Roman noir au pied des montagnes enneigées de l’Épire, L’arbre de Judas de Michalis Makropoulos est une tragédie grecque à la frontière albanaise où l’avenir, déjà écrit, surprendra le lecteur de polars .

On n’a jamais eu trop de chance avec les auteurs grecs de polars : aucun d’eux n’a vraiment retenu notre attention jusqu’ici.
Mais il ne faut jamais dire jamais, alors c’est reparti en compagnie de Michalis Makropoulos qui nous emmène, avec L’Arbre de Judas, en Épire, la région méconnue du nord-ouest, frontalière avec l’Albanie.
C’est Clara Nizolli qui assure la traduction du grec.
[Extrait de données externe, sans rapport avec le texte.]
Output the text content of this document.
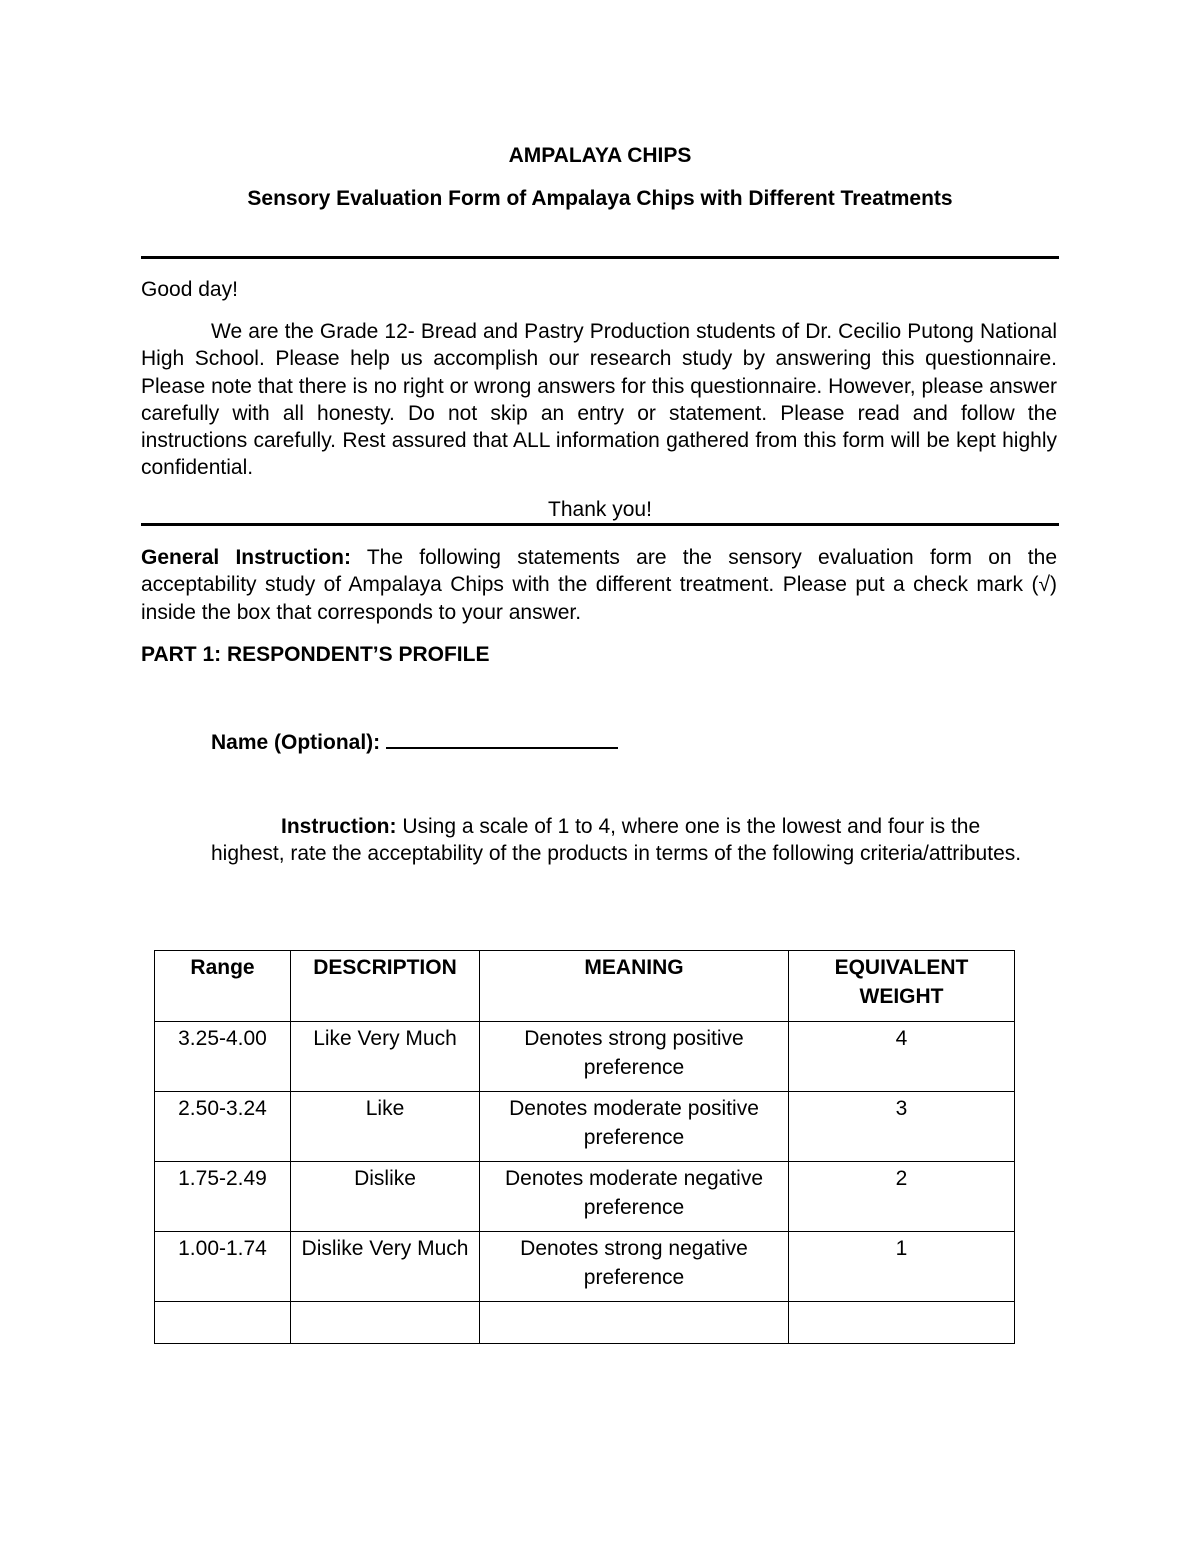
AMPALAYA CHIPS
Sensory Evaluation Form of Ampalaya Chips with Different Treatments
Good day!

We are the Grade 12- Bread and Pastry Production students of Dr. Cecilio Putong National High School. Please help us accomplish our research study by answering this questionnaire. Please note that there is no right or wrong answers for this questionnaire. However, please answer carefully with all honesty. Do not skip an entry or statement. Please read and follow the instructions carefully. Rest assured that ALL information gathered from this form will be kept highly confidential.

Thank you!

General Instruction: The following statements are the sensory evaluation form on the acceptability study of Ampalaya Chips with the different treatment. Please put a check mark (√) inside the box that corresponds to your answer.

PART 1: RESPONDENT’S PROFILE
Name (Optional):

Instruction: Using a scale of 1 to 4, where one is the lowest and four is the highest, rate the acceptability of the products in terms of the following criteria/attributes.

Range	DESCRIPTION	MEANING	EQUIVALENT WEIGHT
3.25-4.00	Like Very Much	Denotes strong positive preference	4
2.50-3.24	Like	Denotes moderate positive preference	3
1.75-2.49	Dislike	Denotes moderate negative preference	2
1.00-1.74	Dislike Very Much	Denotes strong negative preference	1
Nous allons suivre Ilias, un citadin, un athénien, qui après des déboires professionnels et conjugaux, quitte sa femme et ses filles pour retourner vivre chez sa mère, à Delvinaki, un petit village d’Épire, non loin de la frontière albanaise.
Sa mère c’est madame Guelo, une vieille dame.
« […] Delvinaki, dans la commune de Pogoni sur les hauteurs de l’Épire, à la frontière gréco-albanaise.
Il allait vivre avec sa mère. Son père, il l’avait perdu deux ans plus tôt.
Il la haïssait car elle était son unique refuge.
C’était lui-même qu’il haïssait quand il voyait son reflet dans son regard plein de compassion. »
Au village il retrouvera son très cher ami d’enfance « Kostas Mendis, dit Kotsomendis, commandant de police, à la tête du poste de garde-frontières de Delvinaki ».
Le village semble être sous la coupe de Yannogassis : « un salaud , il trempe dans de sales affaires. Contrebande, femmes, drogues… Et il a le bras long, y a quelqu’un qui le couvre ».
Et puis voilà une première victime : Adela Meidani, une jeune albanaise.
« […] — Elle avait quel âge, Kostas ? Tu sais ?
— Vingt-et-un. C’était une fille publique de Tirana. Il y a un circuit de commerce de femmes albanaises. »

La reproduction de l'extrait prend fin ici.